The gradual evolution of The Broken Family Band from local heroes in Cambridge into a small cult of an indie band transcending their original fanbase was a satisfying modest success story. Much as they are now missed, there is a sense that they called it quits at exactly the right time. Their music had enjoyed a journey from country pastiches to more personal songs delivered in an indie-rock style and they ended having never made a bad record. Singing Adams is the new band fronted by former BFB singer Steven Adams (not to be confused with The Singing Adams, his endearingly low-key solo effort from 2006). It sees him selecting bandmembers from a number of other lesser-known cult indie bands. There’s Melinda Bronstein from Absentee (a band who appeared to have a near-monopoly on support slots with BFB), Michael Wood from Michaelmas and Matt Ashton from The Leaf Library. They have combined to form a tight, confident unit.

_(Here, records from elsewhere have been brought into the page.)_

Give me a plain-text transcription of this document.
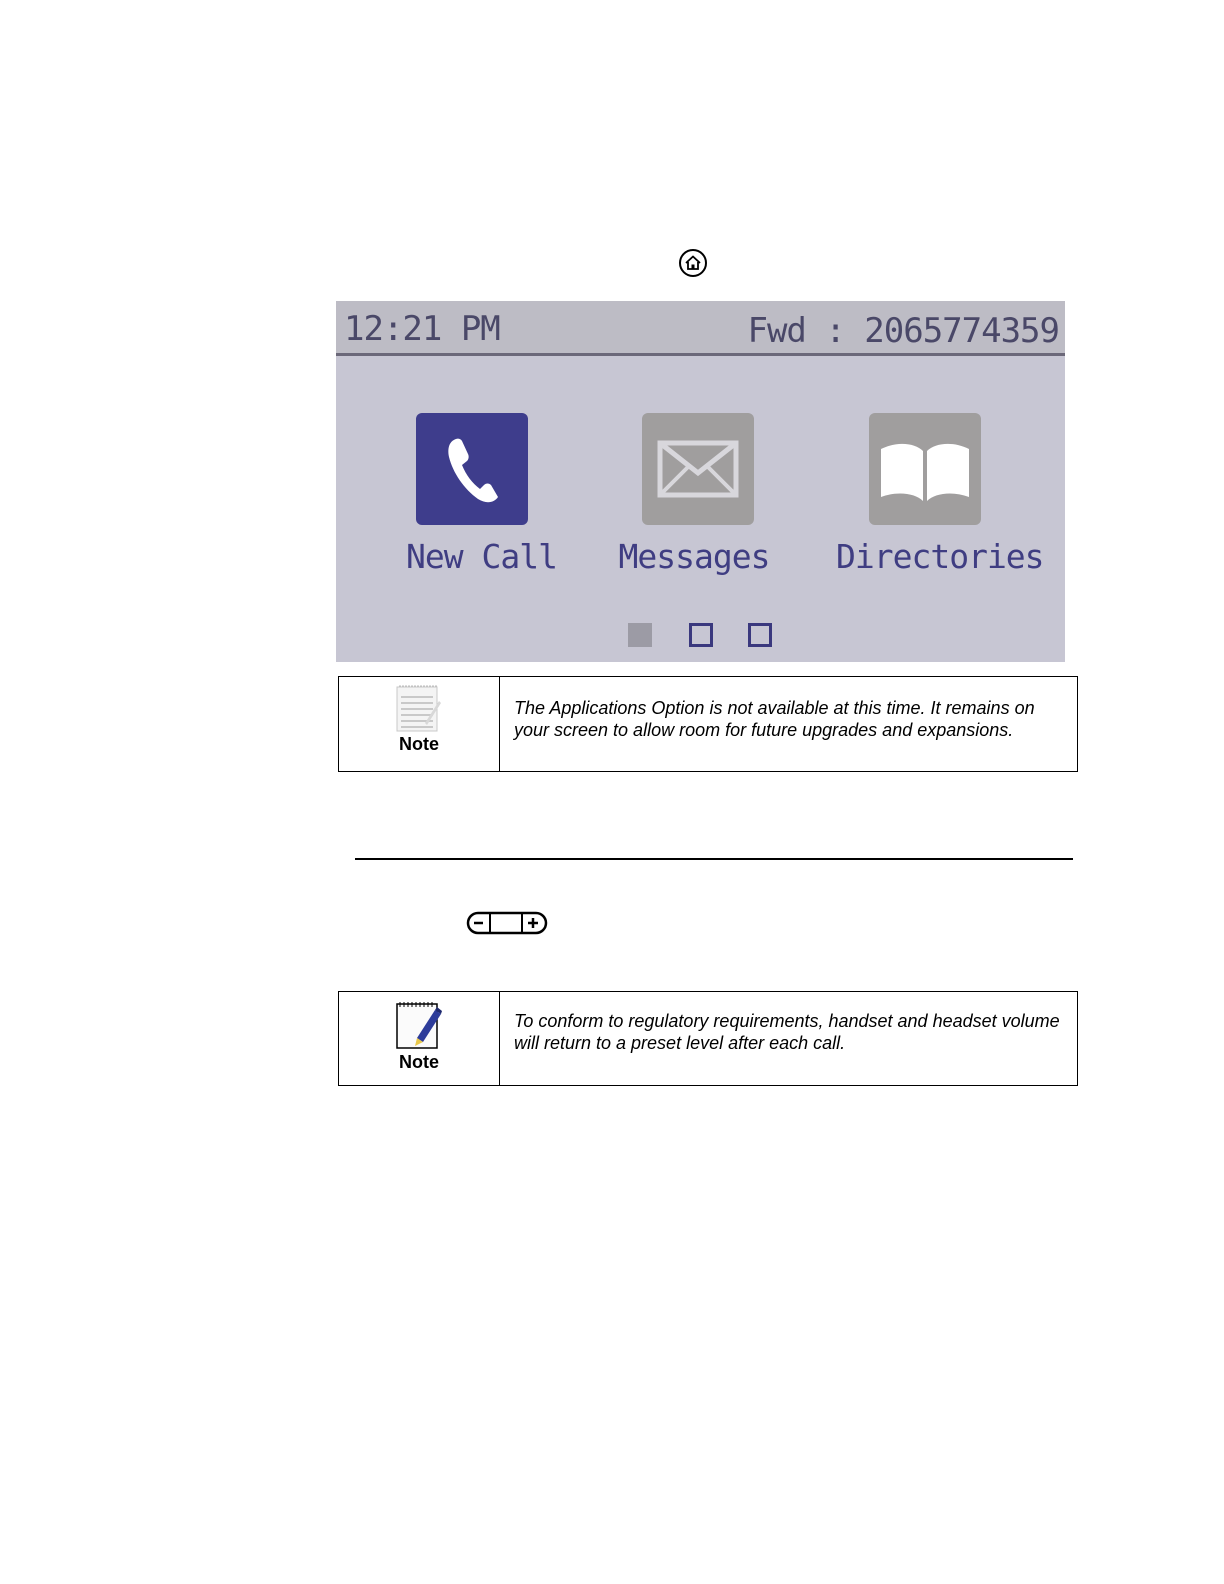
12:21 PM	Fwd : 2065774359
New Call Messages Directories
Note
The Applications Option is not available at this time. It remains on your screen to allow room for future upgrades and expansions.
Note
To conform to regulatory requirements, handset and headset volume will return to a preset level after each call.
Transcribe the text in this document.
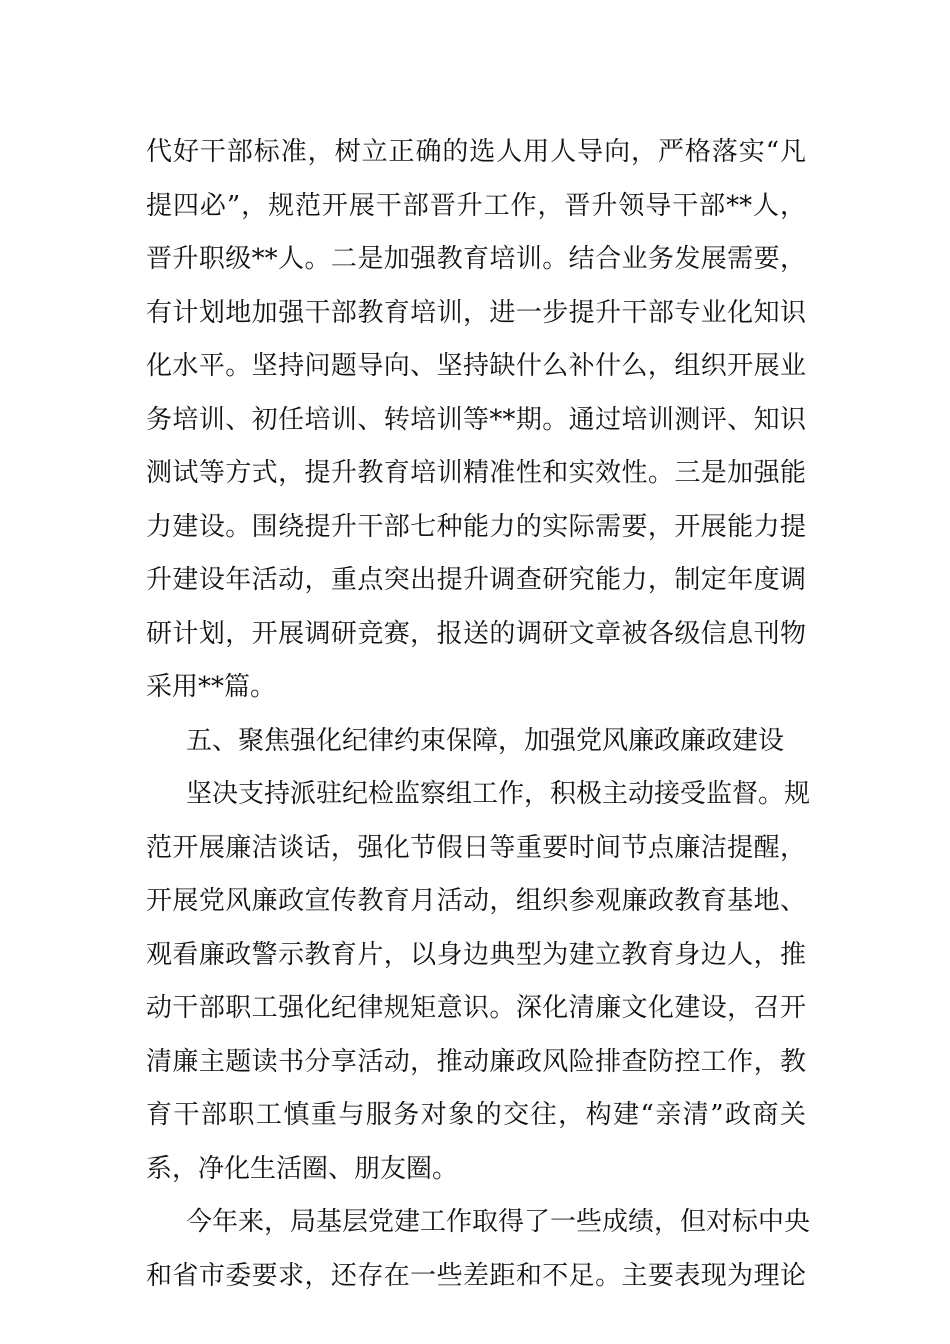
代好干部标准，树立正确的选人用人导向，严格落实“凡
提四必”，规范开展干部晋升工作，晋升领导干部**人，
晋升职级**人。二是加强教育培训。结合业务发展需要，
有计划地加强干部教育培训，进一步提升干部专业化知识
化水平。坚持问题导向、坚持缺什么补什么，组织开展业
务培训、初任培训、转培训等**期。通过培训测评、知识
测试等方式，提升教育培训精准性和实效性。三是加强能
力建设。围绕提升干部七种能力的实际需要，开展能力提
升建设年活动，重点突出提升调查研究能力，制定年度调
研计划，开展调研竞赛，报送的调研文章被各级信息刊物
采用**篇。
五、聚焦强化纪律约束保障，加强党风廉政廉政建设
坚决支持派驻纪检监察组工作，积极主动接受监督。规
范开展廉洁谈话，强化节假日等重要时间节点廉洁提醒，
开展党风廉政宣传教育月活动，组织参观廉政教育基地、
观看廉政警示教育片，以身边典型为建立教育身边人，推
动干部职工强化纪律规矩意识。深化清廉文化建设，召开
清廉主题读书分享活动，推动廉政风险排查防控工作，教
育干部职工慎重与服务对象的交往，构建“亲清”政商关
系，净化生活圈、朋友圈。
今年来，局基层党建工作取得了一些成绩，但对标中央
和省市委要求，还存在一些差距和不足。主要表现为理论
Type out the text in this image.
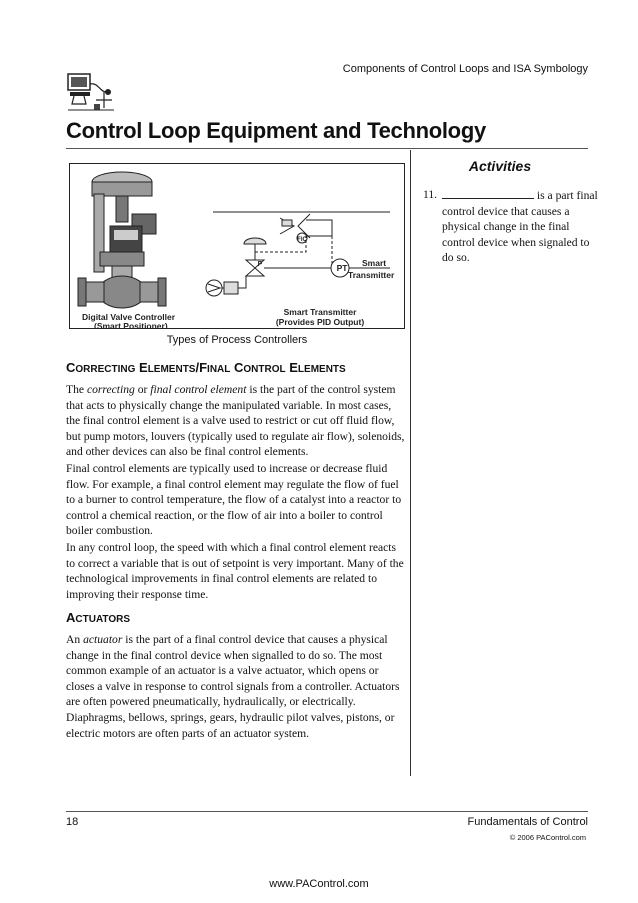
Components of Control Loops and ISA Symbology
Control Loop Equipment and Technology
PT
FIC
P	Smart
Transmitter
Smart Transmitter
(Provides PID Output)
Digital Valve Controller
(Smart Positioner)
Types of Process Controllers
CORRECTING ELEMENTS/FINAL CONTROL ELEMENTS
The correcting or final control element is the part of the control system that acts to physically change the manipulated variable. In most cases, the final control element is a valve used to restrict or cut off fluid flow, but pump motors, louvers (typically used to regulate air flow), solenoids, and other devices can also be final control elements.
Final control elements are typically used to increase or decrease fluid flow. For example, a final control element may regulate the flow of fuel to a burner to control temperature, the flow of a catalyst into a reactor to control a chemical reaction, or the flow of air into a boiler to control boiler combustion.
In any control loop, the speed with which a final control element reacts to correct a variable that is out of setpoint is very important. Many of the technological improvements in final control elements are related to improving their response time.
ACTUATORS
An actuator is the part of a final control device that causes a physical change in the final control device when signalled to do so. The most common example of an actuator is a valve actuator, which opens or closes a valve in response to control signals from a controller. Actuators are often powered pneumatically, hydraulically, or electrically. Diaphragms, bellows, springs, gears, hydraulic pilot valves, pistons, or electric motors are often parts of an actuator system.
Activities
11.	is a part final control device that causes a physical change in the final control device when signaled to do so.
18	Fundamentals of Control
© 2006 PAControl.com
www.PAControl.com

There are of course similarities with Adams’ former band. His writing still effortlessly juxtaposes acerbic wit with tender reflection. The music is still rooted in rambunctious shuffle or delicate indie jangle. Perhaps there is a bit more of the latter on Everybody Friends Now, although it deftly avoids accusations of feyness or tweeness. Adams’ songwriting is simply too sophisticated and honest for that. Given that this is supposedly the point at which Adams assumes more responsibility as a bandleader, the whole album feels wonderfully relaxed, effortless and uncontrived.
The opener Move On feels carefully placed. Whilst its title might suggest a break with the past, the music finds common ground between this project and BFB. The music has a delightful energy and a bristling shuffle, but the emphatic chorus, handclaps and horn section seem the work of a band with possibly loftier ambitions. Adams’ perspective remains wonderfully wry. On The Old Days, he’s reflecting post-decline on the glory days when ‘I used to be someone, I had a band, we had it all planned…’ It’s a characteristic moment of gleeful irony.
At the centre of Everybody Friends Now are two of the most surprising and effective songs Adams has yet written. Give It All Away builds from a deceptively minimal opening (in which Adams cheekily references Black Lips) to a rather moving lament again bolstered by horns. Red Carpet is a brilliantly melodic song backed by delicate clatter, somewhat reminiscent of the outstanding recent solo work from Kathryn Calder of New Pornographers and Immaculate Machine.
This all feels like the work of a more mature songwriter. The occasional aggression that seeped through in BFB from time to time seems to have been kept on a tight leash. Even Sit and Wait, which basically amounts to a political protest song of sorts, seems somewhat benign. Recent single Bird On The Wing is gloriously sweet and empathetic. The closing Married Woman captures a woman looking at her husband with disdain and frustration, but ‘standing by my decisions’. Adams may never achieve real commercial success, but he seems comfortable, and increasingly artistically successful, exactly where he is.